Brasil no despegó hacia su destino de potencia mundial. Peor que eso, ahora lo que vemos es una democracia tratando de permanecer a flote a duras penas, con la mitad del cuerpo sumergido en el barro. A la vuelta de una década, lo que existe es un país que se encamina hacia una incógnita, gobernado por un reemplazante de última hora que usa la presidencia para evitar ser investigado por corrupción; un país con decenas de parlamentarios imputados por recibir coimas y en donde los militares salen a las calles para controlar la delincuencia; una nación que tiene como serio precandidato a la presidencia a un ultraderechista y fanático religioso. Mientras todo eso ocurre, Lula enfrenta la cárcel luego de haber sido encontrado culpable de haber recibido un departamento de lujo como soborno de parte del directivo de una constructora a cambio de contratos millonarios. El expresidente y sus partidarios alegan que las pruebas son débiles o derechamente inexistentes. El juez consideró, sin embargo, que existía evidencia para condenarlo, entre otras, la fotografía del presidente de la constructora –condenado por corrupción- entregándole las llaves del inmueble a Lula. ¿Es Lula un hombre corrupto? Un juez determinó que sí lo era. ¿Es eso una derrota para la izquierda que representaba? Sí. Lo es ¿Significa eso que sus adversarios están limpios? No, en absoluto. La mugre camina con ellos y su forma de hacerse del poder -usando una artimaña administrativa para sacar a Dilma Rousseff de escena- se parece más a un nuevo estilo de golpe de Estado en cámara lenta que a un arranque por limpiar la política brasileña.
"¿Por qué os llaman corruptos?", le gritó en 2014 aquel hombre a Felipe González.
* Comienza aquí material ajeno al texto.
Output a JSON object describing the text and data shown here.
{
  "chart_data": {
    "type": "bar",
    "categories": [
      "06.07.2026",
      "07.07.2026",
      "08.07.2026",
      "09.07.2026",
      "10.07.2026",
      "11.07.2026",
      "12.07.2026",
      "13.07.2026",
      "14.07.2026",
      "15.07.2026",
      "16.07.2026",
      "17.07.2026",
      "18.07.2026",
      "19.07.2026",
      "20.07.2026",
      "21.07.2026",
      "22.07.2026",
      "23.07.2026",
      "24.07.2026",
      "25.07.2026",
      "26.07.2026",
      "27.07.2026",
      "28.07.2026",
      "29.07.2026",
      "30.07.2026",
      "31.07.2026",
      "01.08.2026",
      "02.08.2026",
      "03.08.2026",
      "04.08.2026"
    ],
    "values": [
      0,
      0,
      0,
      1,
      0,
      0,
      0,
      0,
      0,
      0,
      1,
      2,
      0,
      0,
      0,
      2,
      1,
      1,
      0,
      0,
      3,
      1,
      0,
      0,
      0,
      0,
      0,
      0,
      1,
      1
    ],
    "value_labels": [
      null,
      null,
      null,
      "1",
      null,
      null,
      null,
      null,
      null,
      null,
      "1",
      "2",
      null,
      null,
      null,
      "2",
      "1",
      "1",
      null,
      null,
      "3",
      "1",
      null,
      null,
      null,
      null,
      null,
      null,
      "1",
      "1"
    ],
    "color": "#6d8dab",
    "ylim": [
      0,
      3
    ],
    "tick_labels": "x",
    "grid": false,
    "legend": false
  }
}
El expresidente mantuvo silencio. Esa pregunta no era una acusación directa, era más bien el ruego de alguien que pedía una explicación urgente a otro en quien había confiado. Hay una generación completa que parece estar pidiendo lo mismo, no sólo en España y Brasil, sino aquí mismo en Chile, en donde también hemos sido testigos de la forma en que cierta izquierda decidió acercarse al mercado, hacerle guiños, sentarse en la misma mesa para acabar sumergida en un mundo del que supuestamente debían guardar distancia. Ensayaron un nuevo baile -supuestamente por el bien común- y acabaron por perderse en los abrazos de los nuevos amigos que fueron encontrando en la senda de los directorios de empresas y la felicidad de los seminarios de la ambición perpetua. El club les abrió las puertas, los aceptó y ellos se sintieron que con eso estaban contribuyendo a la democracia. Los negocios acabaron colonizando la política de una izquierda demasiado satisfecha de sí misma. ¿Qué había de malo en grabar un video elogiando a un bróker millonario? ¿Por qué iba a ser incorrecto salir de paseo con el dueño de un gigante de la construcción con hambre de acceder a contratos del Estado? Lo que hicieron fue darle la espalda al electorado que confió en ellos, para de paso diluir en whisky las ideas que supuestamente defendían.
Hay una tragedia brasileña en curso y no es sólo el drama de un líder que cayó en desgracia; es también la agonía de un progresismo que confundió los roles, se deslumbró con el dinero que le pusieron en frente y acabó salpicado por el escándalo, hipotecando, de paso, la democracia.